Overview
Presence’s Kanga platform has been a central tool for Professor Tiffany Gaines across all of her various roles, providing her with powerful new tools to serve all her students effectively and help them to succeed.
Challenge
In Fall of 2021, Professor Tiffany Gaines was faced with the challenge of having to teach diagnostic methodology in a hybrid format to a mix of undergraduate and graduate Speech Pathology students. Not only was it difficult to integrate traditional paper protocols and manuals, but she soon realized that her students would face similar challenges when they entered the workforce.

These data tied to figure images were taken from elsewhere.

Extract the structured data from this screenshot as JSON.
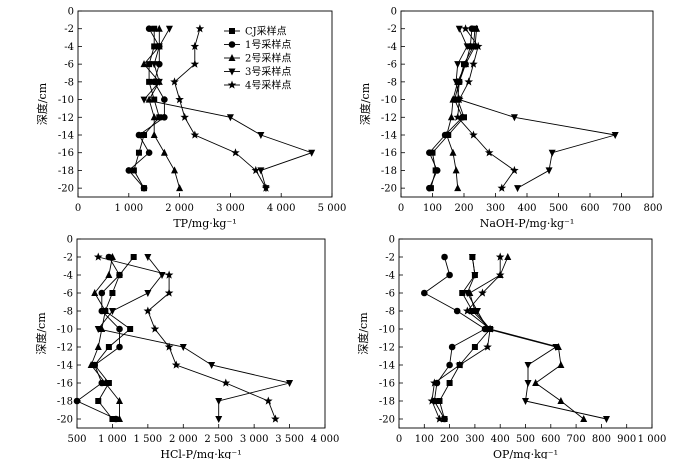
{
  "figure": {
    "legend": [
      {
        "name": "CJ采样点",
        "marker": "square"
      },
      {
        "name": "1号采样点",
        "marker": "circle"
      },
      {
        "name": "2号采样点",
        "marker": "triangle-up"
      },
      {
        "name": "3号采样点",
        "marker": "triangle-down"
      },
      {
        "name": "4号采样点",
        "marker": "star"
      }
    ]
  },
  "chart_data": [
    {
      "type": "line",
      "xlabel": "TP/mg·kg⁻¹",
      "ylabel": "深度/cm",
      "xlim": [
        0,
        5000
      ],
      "xticks": [
        0,
        1000,
        2000,
        3000,
        4000,
        5000
      ],
      "xtick_labels": [
        "0",
        "1 000",
        "2 000",
        "3 000",
        "4 000",
        "5 000"
      ],
      "ylim": [
        -21,
        0
      ],
      "yticks": [
        0,
        -2,
        -4,
        -6,
        -8,
        -10,
        -12,
        -14,
        -16,
        -18,
        -20
      ],
      "ytick_labels": [
        "0",
        "-2",
        "-4",
        "-6",
        "-8",
        "-10",
        "-12",
        "-14",
        "-16",
        "-18",
        "-20"
      ],
      "legend_position": "top-right",
      "y": [
        -2,
        -4,
        -6,
        -8,
        -10,
        -12,
        -14,
        -16,
        -18,
        -20
      ],
      "series": [
        {
          "name": "CJ采样点",
          "marker": "square",
          "x": [
            1500,
            1500,
            1400,
            1400,
            1500,
            1600,
            1300,
            1200,
            1100,
            1300
          ]
        },
        {
          "name": "1号采样点",
          "marker": "circle",
          "x": [
            1400,
            1600,
            1600,
            1500,
            1700,
            1700,
            1200,
            1400,
            1000,
            1300
          ]
        },
        {
          "name": "2号采样点",
          "marker": "triangle-up",
          "x": [
            1600,
            1600,
            1300,
            1600,
            1400,
            1500,
            1500,
            1700,
            1900,
            2000
          ]
        },
        {
          "name": "3号采样点",
          "marker": "triangle-down",
          "x": [
            1800,
            1600,
            1500,
            1600,
            1300,
            3000,
            3600,
            4600,
            3600,
            3700
          ]
        },
        {
          "name": "4号采样点",
          "marker": "star",
          "x": [
            2400,
            2300,
            2300,
            1900,
            2000,
            2100,
            2300,
            3100,
            3500,
            3700
          ]
        }
      ]
    },
    {
      "type": "line",
      "xlabel": "NaOH-P/mg·kg⁻¹",
      "ylabel": "深度/cm",
      "xlim": [
        0,
        800
      ],
      "xticks": [
        0,
        100,
        200,
        300,
        400,
        500,
        600,
        700,
        800
      ],
      "xtick_labels": [
        "0",
        "100",
        "200",
        "300",
        "400",
        "500",
        "600",
        "700",
        "800"
      ],
      "ylim": [
        -21,
        0
      ],
      "yticks": [
        0,
        -2,
        -4,
        -6,
        -8,
        -10,
        -12,
        -14,
        -16,
        -18,
        -20
      ],
      "ytick_labels": [
        "0",
        "-2",
        "-4",
        "-6",
        "-8",
        "-10",
        "-12",
        "-14",
        "-16",
        "-18",
        "-20"
      ],
      "y": [
        -2,
        -4,
        -6,
        -8,
        -10,
        -12,
        -14,
        -16,
        -18,
        -20
      ],
      "series": [
        {
          "name": "CJ采样点",
          "marker": "square",
          "x": [
            235,
            230,
            200,
            185,
            180,
            200,
            150,
            100,
            110,
            95
          ]
        },
        {
          "name": "1号采样点",
          "marker": "circle",
          "x": [
            225,
            220,
            205,
            185,
            170,
            195,
            140,
            90,
            115,
            90
          ]
        },
        {
          "name": "2号采样点",
          "marker": "triangle-up",
          "x": [
            240,
            235,
            205,
            180,
            165,
            160,
            145,
            165,
            175,
            180
          ]
        },
        {
          "name": "3号采样点",
          "marker": "triangle-down",
          "x": [
            185,
            210,
            180,
            175,
            185,
            360,
            680,
            480,
            470,
            370
          ]
        },
        {
          "name": "4号采样点",
          "marker": "star",
          "x": [
            205,
            245,
            230,
            215,
            185,
            180,
            230,
            280,
            360,
            320
          ]
        }
      ]
    },
    {
      "type": "line",
      "xlabel": "HCl-P/mg·kg⁻¹",
      "ylabel": "深度/cm",
      "xlim": [
        500,
        4000
      ],
      "xticks": [
        500,
        1000,
        1500,
        2000,
        2500,
        3000,
        3500,
        4000
      ],
      "xtick_labels": [
        "500",
        "1 000",
        "1 500",
        "2 000",
        "2 500",
        "3 000",
        "3 500",
        "4 000"
      ],
      "ylim": [
        -21,
        0
      ],
      "yticks": [
        0,
        -2,
        -4,
        -6,
        -8,
        -10,
        -12,
        -14,
        -16,
        -18,
        -20
      ],
      "ytick_labels": [
        "0",
        "-2",
        "-4",
        "-6",
        "-8",
        "-10",
        "-12",
        "-14",
        "-16",
        "-18",
        "-20"
      ],
      "y": [
        -2,
        -4,
        -6,
        -8,
        -10,
        -12,
        -14,
        -16,
        -18,
        -20
      ],
      "series": [
        {
          "name": "CJ采样点",
          "marker": "square",
          "x": [
            1300,
            1100,
            1000,
            900,
            1250,
            950,
            750,
            950,
            800,
            1000
          ]
        },
        {
          "name": "1号采样点",
          "marker": "circle",
          "x": [
            950,
            1100,
            850,
            850,
            1100,
            1100,
            750,
            850,
            500,
            1050
          ]
        },
        {
          "name": "2号采样点",
          "marker": "triangle-up",
          "x": [
            1000,
            950,
            750,
            900,
            850,
            800,
            700,
            900,
            1100,
            1100
          ]
        },
        {
          "name": "3号采样点",
          "marker": "triangle-down",
          "x": [
            1500,
            1700,
            1500,
            1000,
            800,
            2000,
            2400,
            3500,
            2500,
            2500
          ]
        },
        {
          "name": "4号采样点",
          "marker": "star",
          "x": [
            800,
            1800,
            1800,
            1500,
            1600,
            1800,
            1900,
            2600,
            3200,
            3300
          ]
        }
      ]
    },
    {
      "type": "line",
      "xlabel": "OP/mg·kg⁻¹",
      "ylabel": "深度/cm",
      "xlim": [
        0,
        1000
      ],
      "xticks": [
        0,
        100,
        200,
        300,
        400,
        500,
        600,
        700,
        800,
        900,
        1000
      ],
      "xtick_labels": [
        "0",
        "100",
        "200",
        "300",
        "400",
        "500",
        "600",
        "700",
        "800",
        "900",
        "1 000"
      ],
      "ylim": [
        -21,
        0
      ],
      "yticks": [
        0,
        -2,
        -4,
        -6,
        -8,
        -10,
        -12,
        -14,
        -16,
        -18,
        -20
      ],
      "ytick_labels": [
        "0",
        "-2",
        "-4",
        "-6",
        "-8",
        "-10",
        "-12",
        "-14",
        "-16",
        "-18",
        "-20"
      ],
      "y": [
        -2,
        -4,
        -6,
        -8,
        -10,
        -12,
        -14,
        -16,
        -18,
        -20
      ],
      "series": [
        {
          "name": "CJ采样点",
          "marker": "square",
          "x": [
            290,
            300,
            250,
            290,
            360,
            300,
            240,
            200,
            160,
            180
          ]
        },
        {
          "name": "1号采样点",
          "marker": "circle",
          "x": [
            180,
            200,
            100,
            230,
            340,
            210,
            200,
            150,
            140,
            180
          ]
        },
        {
          "name": "2号采样点",
          "marker": "triangle-up",
          "x": [
            430,
            400,
            280,
            300,
            360,
            630,
            640,
            540,
            640,
            730
          ]
        },
        {
          "name": "3号采样点",
          "marker": "triangle-down",
          "x": [
            290,
            300,
            270,
            310,
            350,
            620,
            510,
            510,
            500,
            820
          ]
        },
        {
          "name": "4号采样点",
          "marker": "star",
          "x": [
            400,
            400,
            330,
            270,
            360,
            350,
            240,
            140,
            130,
            160
          ]
        }
      ]
    }
  ]
}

As a result of the pandemic, Professor Gaines was faced with a new challenge at her university: effectively teaching her undergraduate and graduate students who were learning in dispersed ways—some in-person, some virtual, and some in a hybrid setting.
She needed better tools to teach and deliver diagnostics. She also needed to better prepare her students for a future that likely would include hybrid work environments.
Solution
Professor Gaines was familiar with Presence’s Kanga platform. As a school-based provider, she had administered many assessments on the platform and understood that it replaced the need for traditional easel and instructional manuals.

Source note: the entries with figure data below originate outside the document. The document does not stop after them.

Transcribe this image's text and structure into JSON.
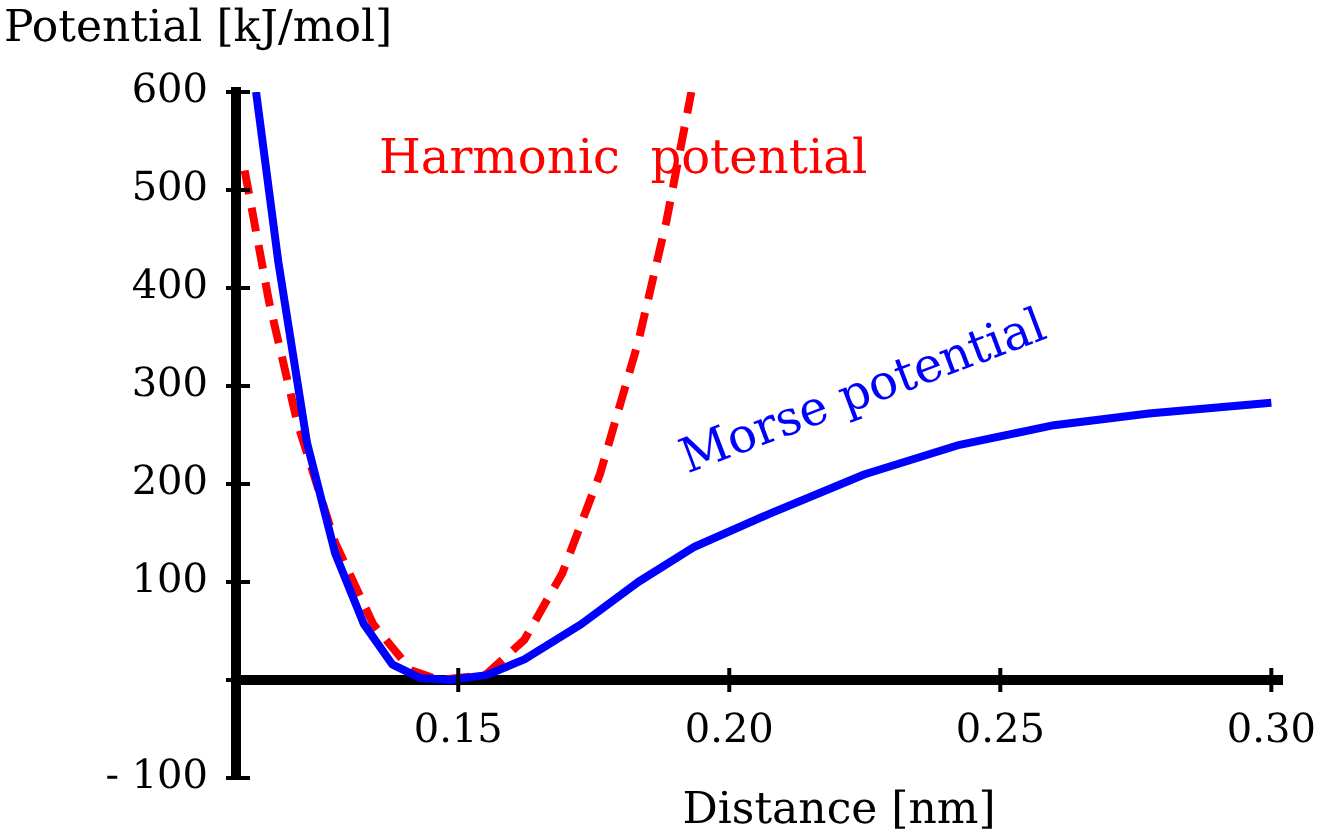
{
  "chart_data": {
    "type": "line",
    "xlabel": "Distance [nm]",
    "ylabel": "Potential [kJ/mol]",
    "xlim": [
      0.109,
      0.302
    ],
    "ylim": [
      -100,
      600
    ],
    "xticks": [
      {
        "value": 0.15,
        "label": "0.15"
      },
      {
        "value": 0.2,
        "label": "0.20"
      },
      {
        "value": 0.25,
        "label": "0.25"
      },
      {
        "value": 0.3,
        "label": "0.30"
      }
    ],
    "yticks": [
      {
        "value": -100,
        "label": "- 100"
      },
      {
        "value": 0,
        "label": null
      },
      100,
      200,
      300,
      400,
      500,
      600
    ],
    "grid": false,
    "legend": false,
    "marker": "none",
    "series": [
      {
        "color": "#0000ff",
        "line_style": "solid",
        "x": [
          0.1127,
          0.1168,
          0.1221,
          0.1273,
          0.1326,
          0.1378,
          0.143,
          0.1483,
          0.1552,
          0.1622,
          0.1727,
          0.1832,
          0.1936,
          0.2076,
          0.225,
          0.2425,
          0.2599,
          0.2774,
          0.3
        ],
        "values": [
          600,
          427,
          242,
          129,
          57,
          16,
          2,
          0,
          5,
          21,
          57,
          100,
          136,
          170,
          210,
          240,
          260,
          272,
          283
        ]
      },
      {
        "color": "#ff0000",
        "line_style": "dashed",
        "x": [
          0.1106,
          0.1151,
          0.1203,
          0.1273,
          0.1343,
          0.1413,
          0.1465,
          0.1517,
          0.1552,
          0.1622,
          0.1692,
          0.1762,
          0.1832,
          0.1884,
          0.193
        ],
        "values": [
          520,
          386,
          263,
          140,
          57,
          10,
          0,
          3,
          6,
          41,
          109,
          211,
          345,
          468,
          600
        ]
      }
    ],
    "annotations": [
      "Morse potential",
      "Harmonic  potential"
    ]
  }
}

She purchased an independent license for Kanga and began using it in her classroom to demonstrate how the platform could be used to do remote evaluations and administer assessments. Her students were able to role-play as clinicians and as students, similar to real life scenarios. Students were also able to practice the diagnostic skills they were learning in the classroom, increasing their understanding, application, and compliance with protocols.

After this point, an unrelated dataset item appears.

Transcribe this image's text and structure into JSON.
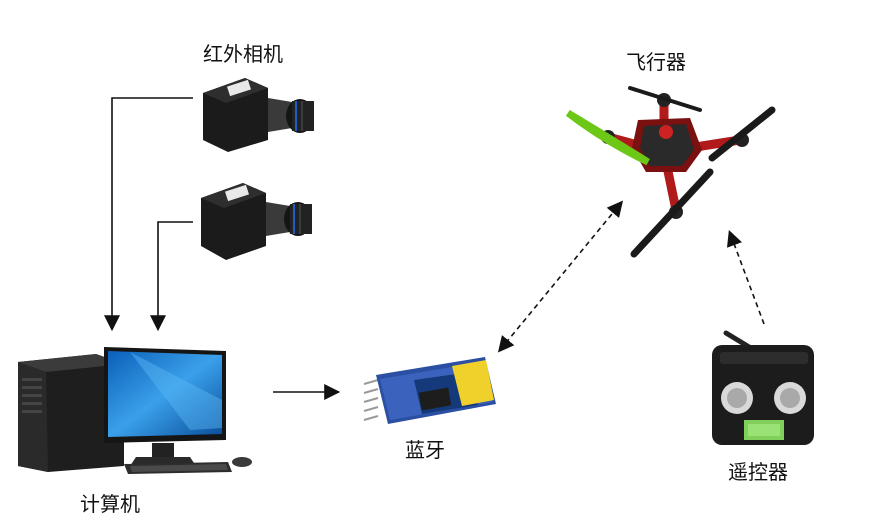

Kanga allowed Professor Gaines to introduce a more practical and immersive learning experience for her students.
Results
Her undergraduate and graduate students learned a new modality while integrating activities they were familiar with from a traditional school-based setting.
The ease of having instruction and practice delivery on one comprehensive platform reduced the strain on limited clinical supplies. According to Professor Gaines, the students love Kanga.
Moving forward, Professor Gaines plans to continue incorporating the Kanga platform into her instruction and she believes that many of her students, including her peers, will benefit from leveraging Kanga as they return to in-person instruction, assessment, and therapy delivery.